Based in the paper Quantum 4, 226 (2020).. In this `README.md` file you can see a short set of instructions for the usage of the example.

## What this example does?¶

This example provides a variational algorithm for classifying classical data using only one qubit. There are two main ideas in this work. The general idea is to create a single-qubit circuit where several different unitary gates are aplied

• Re-uploading: create a single-qubit circuit where several different unitary gates are applied. The exact gate depends on the point to classify and on a set of parameters found by learning the classes of a training set.

• Separating classes: the Bloch sphere has plenty of room on its surface, thus it is possible to define a set of target states representing different labels. These states are chosen in such a way that they are maximally orthogonal among them.

The re-uploading works in circuits like the one below. For this example, we will classify datasets with dimension 2. The exact dependency of the unitary gates was chosen to be Rz(w x1 + b)Ry(v x0 + a), although other Ansätze are also useful. Notice that the Ry gates are connected to the x0 coordinate, while Rz gates are related to x1. Rotations around two different axis suffice to generate enough representativity to solve the problem. The goal is to find a set of parameters such that all points belonging to the same class are driven to be as close as possible to a target state that depends on the class. These target states are chosen to be as orthogonal as possible. For binary classification, the states |0> and |1> are enough. Three classes require an equilateral triangle circumscribed to an equator. More classes require polyhedra. For 4, 6, 8, 12 and 20 labels, platonic polyhedra may be used. ## Usage¶

In this example there are only three files

• `datasets.py` contains the classical functions that create the datasets of the experiment and their representations.

• `qlassifier.py` encodes all quantum circuits and procedures needed to run the circuits.

• `main.py` is the file calling all other functions. The action of every line of code is commented in the source code.
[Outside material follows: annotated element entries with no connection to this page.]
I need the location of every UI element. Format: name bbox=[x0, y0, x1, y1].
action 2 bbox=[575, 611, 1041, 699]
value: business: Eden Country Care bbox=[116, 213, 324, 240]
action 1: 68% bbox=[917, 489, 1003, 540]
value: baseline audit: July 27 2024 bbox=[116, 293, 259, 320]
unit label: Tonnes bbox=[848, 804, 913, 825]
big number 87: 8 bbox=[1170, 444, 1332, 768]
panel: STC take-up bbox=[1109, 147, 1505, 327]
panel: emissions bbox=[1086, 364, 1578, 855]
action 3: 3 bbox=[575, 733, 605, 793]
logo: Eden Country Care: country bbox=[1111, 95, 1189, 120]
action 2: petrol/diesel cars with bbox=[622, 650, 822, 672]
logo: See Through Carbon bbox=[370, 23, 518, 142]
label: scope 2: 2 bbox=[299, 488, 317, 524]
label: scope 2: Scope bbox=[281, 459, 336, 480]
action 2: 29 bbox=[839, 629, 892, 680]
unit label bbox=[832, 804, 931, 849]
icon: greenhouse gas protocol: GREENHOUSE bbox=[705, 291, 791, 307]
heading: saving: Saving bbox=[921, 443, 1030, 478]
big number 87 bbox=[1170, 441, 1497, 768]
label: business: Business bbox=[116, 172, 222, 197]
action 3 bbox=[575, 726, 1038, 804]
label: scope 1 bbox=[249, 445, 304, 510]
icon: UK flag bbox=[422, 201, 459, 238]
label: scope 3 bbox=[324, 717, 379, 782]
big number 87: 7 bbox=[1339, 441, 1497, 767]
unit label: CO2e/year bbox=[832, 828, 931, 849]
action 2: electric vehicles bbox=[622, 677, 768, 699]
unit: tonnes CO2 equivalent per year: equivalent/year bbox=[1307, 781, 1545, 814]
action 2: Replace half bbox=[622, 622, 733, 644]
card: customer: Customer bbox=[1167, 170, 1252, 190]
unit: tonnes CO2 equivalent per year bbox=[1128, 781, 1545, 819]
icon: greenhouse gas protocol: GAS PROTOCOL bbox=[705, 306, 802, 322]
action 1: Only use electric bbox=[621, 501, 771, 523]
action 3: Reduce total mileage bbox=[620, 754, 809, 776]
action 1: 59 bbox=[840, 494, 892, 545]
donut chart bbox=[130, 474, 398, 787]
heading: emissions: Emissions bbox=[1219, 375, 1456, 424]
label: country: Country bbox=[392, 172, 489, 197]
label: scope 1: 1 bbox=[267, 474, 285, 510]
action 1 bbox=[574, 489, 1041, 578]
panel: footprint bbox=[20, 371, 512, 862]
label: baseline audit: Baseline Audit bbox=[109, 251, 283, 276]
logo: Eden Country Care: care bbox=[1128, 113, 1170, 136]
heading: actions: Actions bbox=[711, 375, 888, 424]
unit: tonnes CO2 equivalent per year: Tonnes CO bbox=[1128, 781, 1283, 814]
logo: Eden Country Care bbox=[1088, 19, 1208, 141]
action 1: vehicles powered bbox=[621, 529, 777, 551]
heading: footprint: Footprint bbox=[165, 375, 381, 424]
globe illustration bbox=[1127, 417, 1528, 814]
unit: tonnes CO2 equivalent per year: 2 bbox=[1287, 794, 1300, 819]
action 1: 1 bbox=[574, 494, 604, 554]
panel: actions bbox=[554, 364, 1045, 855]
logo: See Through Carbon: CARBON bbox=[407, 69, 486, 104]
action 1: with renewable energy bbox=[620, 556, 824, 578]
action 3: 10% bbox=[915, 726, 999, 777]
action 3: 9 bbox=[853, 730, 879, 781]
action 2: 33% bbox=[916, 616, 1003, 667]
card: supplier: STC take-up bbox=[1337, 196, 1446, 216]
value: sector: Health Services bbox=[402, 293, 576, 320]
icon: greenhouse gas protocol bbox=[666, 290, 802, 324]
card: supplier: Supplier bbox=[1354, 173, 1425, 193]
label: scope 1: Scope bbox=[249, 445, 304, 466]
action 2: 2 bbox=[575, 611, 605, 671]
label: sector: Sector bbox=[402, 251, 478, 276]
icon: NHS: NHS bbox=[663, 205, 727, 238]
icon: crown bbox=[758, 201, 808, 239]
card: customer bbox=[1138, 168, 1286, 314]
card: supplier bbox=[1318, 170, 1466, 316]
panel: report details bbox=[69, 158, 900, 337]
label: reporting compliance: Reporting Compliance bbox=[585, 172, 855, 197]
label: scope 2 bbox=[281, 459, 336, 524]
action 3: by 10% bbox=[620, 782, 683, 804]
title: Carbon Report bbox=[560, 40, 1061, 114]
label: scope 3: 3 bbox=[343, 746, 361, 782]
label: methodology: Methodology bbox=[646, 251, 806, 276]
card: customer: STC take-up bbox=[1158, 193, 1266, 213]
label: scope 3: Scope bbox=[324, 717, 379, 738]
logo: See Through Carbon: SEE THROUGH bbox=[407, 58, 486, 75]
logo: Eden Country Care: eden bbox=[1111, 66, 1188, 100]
The parameters to be fixed for a run of the experiment are

• dataset: problem to solve, to choose between `['circle', '3_circles', 'square', '4_squares', 'crown', 'tricrown', 'wavy_lines']`

• layers: layers of the classifier

Every time the `main.py` is run, it checks whether there is a solution to that particular problem. If it has been already computed, then no minimization is done, only the results are saved. Otherwise, minimization is performed. A collection of solved examples is saved in `saved_parameters.pkl`. It is not mandatory, but it may save some time.

## Results¶

Two different results are presented in this example. First, it is shown the labels that the algorithm guesses for every point (left), together with which ones are right and wrong (right). This result is useful for quantifying the accuracy of the classifier. The colors represent the guessed labels, while the area corresponding to each class is delimited with a black line. The second result represents the distribution of the test points on the Bloch sphere. In this case, the colors represent the actual labels of the points. This plot is useful to see how the points in the same class get close to the target state. Every time the `main.py` file is run, both results are saved in the folder `results/[name of the problem]/[number of layers]_layers`. The repository includes the solution for all problems with 10 layers.